Tesla’s Q1 earnings report started off by looking a little grim. With nearly three-quarters of a billion dollars in net losses, and automotive revenue that was down 41% from Q4 of 2018, it’s hard to be super enthusiastic about things like Model Y (for which Tesla still hasn’t decided on a production location) and full self-driving tech.
Tesla is a company that’s used to being in the red, though, and there are a number of things on the horizon that could work to make this quarter’s bleak-looking balance sheet more of an outlier than a trend. Tesla’s deliveries of cars to Europe and China threw a wrench in its works, but that situation seems to be mostly resolved. The Chinese market should — provided demand stays where it is — prove to be a profitable one once the Shanghai Gigafactory opens its doors and fires up its production lines.
In fact, Tesla plans to increase vehicle deliveries to between 360,000 and 400,000 per year in 2019. That would represent a 45%-65% increase in deliveries over 2018, which would be huge, if it actually happens. On the production side, the numbers are even bigger. Tesla stated that if its able to get the Shanghai factory up and running by Q4 that it its global production could exceed 500,000 vehicles. That sounds huge, but compared to a company like General Motors that built 9.7 million cars in 2015 alone, it’s a drop in the bucket.
On the margin side of things, Tesla is still gunning for a 25% margin on all of its vehicles, but fell well short of that with the actual number hovering somewhere around 20%.

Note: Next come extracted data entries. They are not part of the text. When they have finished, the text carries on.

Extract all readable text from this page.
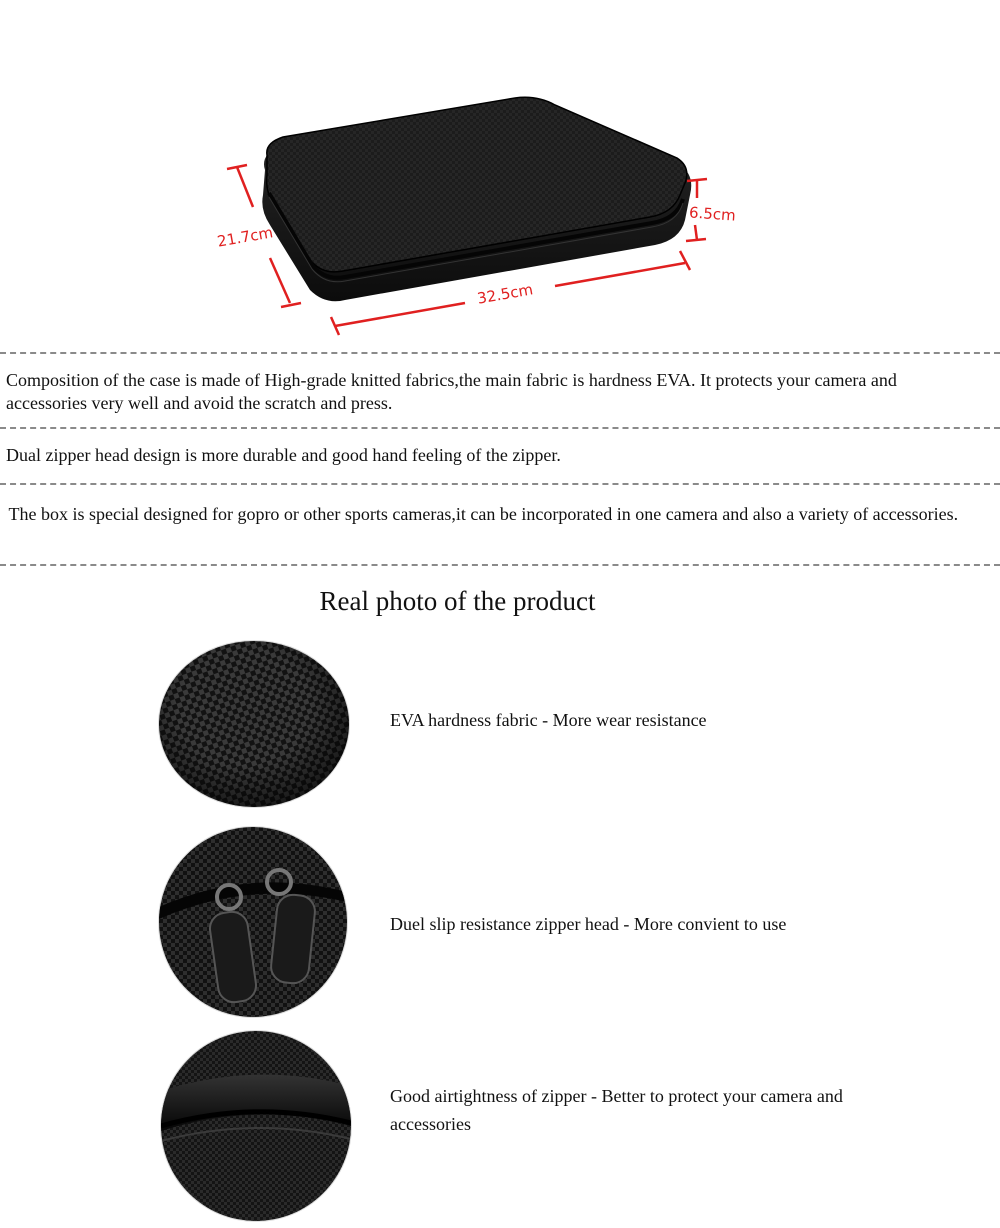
21.7cm
32.5cm
6.5cm
Composition of the case is made of High-grade knitted fabrics,the main fabric is hardness EVA. It protects your camera and accessories very well and avoid the scratch and press.
Dual zipper head design is more durable and good hand feeling of the zipper.
The box is special designed for gopro or other sports cameras,it can be incorporated in one camera and also a variety of accessories.
Real photo of the product
EVA hardness fabric - More wear resistance
Duel slip resistance zipper head - More convient to use
Good airtightness of zipper - Better to protect your camera and accessories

On the upside, Tesla finally offered a serious update to its aging Model S and X platforms that it hopes — and we’d agree — will boost flagging sales of those flagship models. Updates to those models included new motors, updated active damping and other suspension tweaks plus a host of other smaller modifications. The powertrain updates proved to be worth a significant mileage boost, with the non-performance Model S 100D now capable of doing 370 miles on a single charge. Model X got a range bump too, but it’s slightly less impressive at 325 miles.
Among the other big updates that Tesla announced during its call were plans to launch a vehicle insurance product in the coming months. This is an interesting move, but one that makes sense given the wildly varying costs for vehicle owners to insure their Teslas. It’s also an effective way for Tesla to put its money where its mouth is when it comes to its claims of vehicle safety and Autopilot effectiveness.
CEO Elon Musk explained that the insurance rates for this in-house Tesla insurance would be based on the data collected by its cars. This data is being used to create the actuarial tables and risk reports, but the company is planning on going further than that. During the call Musk explained that individual driving habits would be taken into account when it comes to pricing. This is kind of like a hyper-detailed high tech version of the dongles that some insurance companies are offering to customers for use-based insurance.